Going through the formalism though we have that the integral is
$ \int_0^L f(x(s),y(s)) \sqrt{x'(s)^2 + y'(s)^2} ds$.
Is the first representation of the integral correct as well? If so, is there a way of seeing why $\sqrt{x'(s)^2 + y'(s)^2} = 1 $ for an arclength parametrization?
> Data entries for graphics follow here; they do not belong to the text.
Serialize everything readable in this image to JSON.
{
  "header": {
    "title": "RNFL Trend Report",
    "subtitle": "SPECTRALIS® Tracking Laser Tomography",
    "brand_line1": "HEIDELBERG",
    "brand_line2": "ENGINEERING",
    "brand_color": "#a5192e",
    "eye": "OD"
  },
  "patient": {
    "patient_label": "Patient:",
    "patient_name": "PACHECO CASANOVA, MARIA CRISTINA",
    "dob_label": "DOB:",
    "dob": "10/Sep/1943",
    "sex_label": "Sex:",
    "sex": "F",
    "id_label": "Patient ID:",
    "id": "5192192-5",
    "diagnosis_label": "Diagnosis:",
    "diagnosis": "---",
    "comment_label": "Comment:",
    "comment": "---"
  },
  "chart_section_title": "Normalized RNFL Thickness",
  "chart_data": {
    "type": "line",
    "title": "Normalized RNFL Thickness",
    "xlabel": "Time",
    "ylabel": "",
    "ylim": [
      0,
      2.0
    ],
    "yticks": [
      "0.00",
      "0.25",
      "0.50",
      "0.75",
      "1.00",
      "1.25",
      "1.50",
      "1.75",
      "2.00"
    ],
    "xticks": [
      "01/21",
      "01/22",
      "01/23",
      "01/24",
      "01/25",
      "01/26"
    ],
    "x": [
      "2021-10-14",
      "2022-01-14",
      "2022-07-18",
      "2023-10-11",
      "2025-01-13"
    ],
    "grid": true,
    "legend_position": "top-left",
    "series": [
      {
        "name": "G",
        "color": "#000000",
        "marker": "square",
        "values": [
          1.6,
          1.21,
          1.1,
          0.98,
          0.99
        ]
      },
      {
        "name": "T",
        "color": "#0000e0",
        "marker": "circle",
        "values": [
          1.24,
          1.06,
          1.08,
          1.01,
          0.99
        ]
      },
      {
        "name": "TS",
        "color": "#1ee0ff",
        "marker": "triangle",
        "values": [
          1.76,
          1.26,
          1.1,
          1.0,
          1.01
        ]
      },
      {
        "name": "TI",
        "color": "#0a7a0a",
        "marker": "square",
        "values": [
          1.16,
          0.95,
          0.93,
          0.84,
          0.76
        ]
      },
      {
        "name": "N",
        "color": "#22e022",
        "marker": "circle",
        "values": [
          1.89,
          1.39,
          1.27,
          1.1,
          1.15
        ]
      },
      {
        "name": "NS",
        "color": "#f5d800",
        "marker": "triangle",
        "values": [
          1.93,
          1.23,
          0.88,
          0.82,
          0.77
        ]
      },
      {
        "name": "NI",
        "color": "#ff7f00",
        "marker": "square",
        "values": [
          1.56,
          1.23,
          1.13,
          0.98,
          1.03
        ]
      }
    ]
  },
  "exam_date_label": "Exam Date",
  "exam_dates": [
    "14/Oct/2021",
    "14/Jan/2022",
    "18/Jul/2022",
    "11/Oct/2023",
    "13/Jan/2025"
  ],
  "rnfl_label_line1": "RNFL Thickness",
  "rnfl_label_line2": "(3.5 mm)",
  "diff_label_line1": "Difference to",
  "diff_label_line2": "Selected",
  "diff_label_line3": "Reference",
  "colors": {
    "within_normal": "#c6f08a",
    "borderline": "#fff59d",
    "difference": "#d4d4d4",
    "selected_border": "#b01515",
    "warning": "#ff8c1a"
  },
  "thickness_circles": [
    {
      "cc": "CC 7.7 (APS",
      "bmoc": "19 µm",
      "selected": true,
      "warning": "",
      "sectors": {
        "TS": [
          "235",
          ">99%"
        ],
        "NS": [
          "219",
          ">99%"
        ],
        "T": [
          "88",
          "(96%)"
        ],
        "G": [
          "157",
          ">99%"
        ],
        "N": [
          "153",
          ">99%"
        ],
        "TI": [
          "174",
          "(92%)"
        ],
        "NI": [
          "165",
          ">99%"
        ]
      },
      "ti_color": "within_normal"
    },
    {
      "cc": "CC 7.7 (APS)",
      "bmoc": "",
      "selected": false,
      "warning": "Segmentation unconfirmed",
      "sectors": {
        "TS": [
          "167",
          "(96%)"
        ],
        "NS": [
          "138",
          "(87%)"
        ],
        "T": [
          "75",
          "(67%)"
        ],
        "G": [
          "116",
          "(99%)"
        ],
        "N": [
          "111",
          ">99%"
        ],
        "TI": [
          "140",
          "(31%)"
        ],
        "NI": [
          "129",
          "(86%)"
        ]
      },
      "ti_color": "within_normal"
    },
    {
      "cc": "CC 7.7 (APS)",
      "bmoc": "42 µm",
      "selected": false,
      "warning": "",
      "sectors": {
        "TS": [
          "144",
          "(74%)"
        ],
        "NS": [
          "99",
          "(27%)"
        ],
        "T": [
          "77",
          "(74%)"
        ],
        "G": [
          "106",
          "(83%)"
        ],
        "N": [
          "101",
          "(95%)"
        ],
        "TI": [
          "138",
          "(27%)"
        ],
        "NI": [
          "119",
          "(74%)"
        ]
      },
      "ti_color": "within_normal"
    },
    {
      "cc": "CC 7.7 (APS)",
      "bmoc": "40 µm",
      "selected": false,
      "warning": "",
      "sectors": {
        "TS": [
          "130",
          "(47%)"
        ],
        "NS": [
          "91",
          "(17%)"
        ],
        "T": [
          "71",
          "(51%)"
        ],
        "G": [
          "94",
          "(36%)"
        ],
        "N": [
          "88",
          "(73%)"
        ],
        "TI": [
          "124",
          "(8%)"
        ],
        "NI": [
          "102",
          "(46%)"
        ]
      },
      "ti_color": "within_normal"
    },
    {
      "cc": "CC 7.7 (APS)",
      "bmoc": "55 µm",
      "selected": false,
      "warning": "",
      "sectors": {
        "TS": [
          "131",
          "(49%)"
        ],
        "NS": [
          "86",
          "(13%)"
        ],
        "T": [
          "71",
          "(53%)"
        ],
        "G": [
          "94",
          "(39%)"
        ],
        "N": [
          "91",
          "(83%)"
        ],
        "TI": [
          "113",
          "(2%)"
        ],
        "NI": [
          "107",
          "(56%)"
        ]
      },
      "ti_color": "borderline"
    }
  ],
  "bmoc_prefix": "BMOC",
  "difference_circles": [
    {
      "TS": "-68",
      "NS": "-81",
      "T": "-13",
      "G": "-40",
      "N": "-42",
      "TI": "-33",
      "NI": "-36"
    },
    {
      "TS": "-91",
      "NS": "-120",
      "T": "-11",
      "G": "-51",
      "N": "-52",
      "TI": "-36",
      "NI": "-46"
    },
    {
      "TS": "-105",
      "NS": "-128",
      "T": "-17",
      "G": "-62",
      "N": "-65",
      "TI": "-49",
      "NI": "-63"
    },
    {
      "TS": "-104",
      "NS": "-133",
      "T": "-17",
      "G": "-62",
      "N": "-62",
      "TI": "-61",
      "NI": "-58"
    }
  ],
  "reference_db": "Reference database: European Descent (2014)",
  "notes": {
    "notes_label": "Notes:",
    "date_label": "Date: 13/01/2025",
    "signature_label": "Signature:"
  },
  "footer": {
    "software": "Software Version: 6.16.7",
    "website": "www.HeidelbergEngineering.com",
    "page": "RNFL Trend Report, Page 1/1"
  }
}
It seems that your problem is the following: Given a parametrization $$\gamma:\quad t\mapsto\bigl(x(t),y(t)\bigr)\qquad(0\leq t\leq T)\ ,\tag{1}$$ how can I recognize that it is in fact arc-length-parametrization? Whether or not $t$ is arc length we can compute the arc length $s(t)$ of the piece of $\gamma$ described in the time interval $[0,t]$ by means of the following formula: $$s(t)=\int_0^t\sqrt{x'^2(\tau)+y'^2(\tau)}\ d\tau\qquad(0\leq t\leq T)\ .$$ When $t$ is in fact arc length then $s(t)\equiv t$, which implies $$s'(t)=\sqrt{x'^2(t)+y'^2(t)}\equiv1\ .$$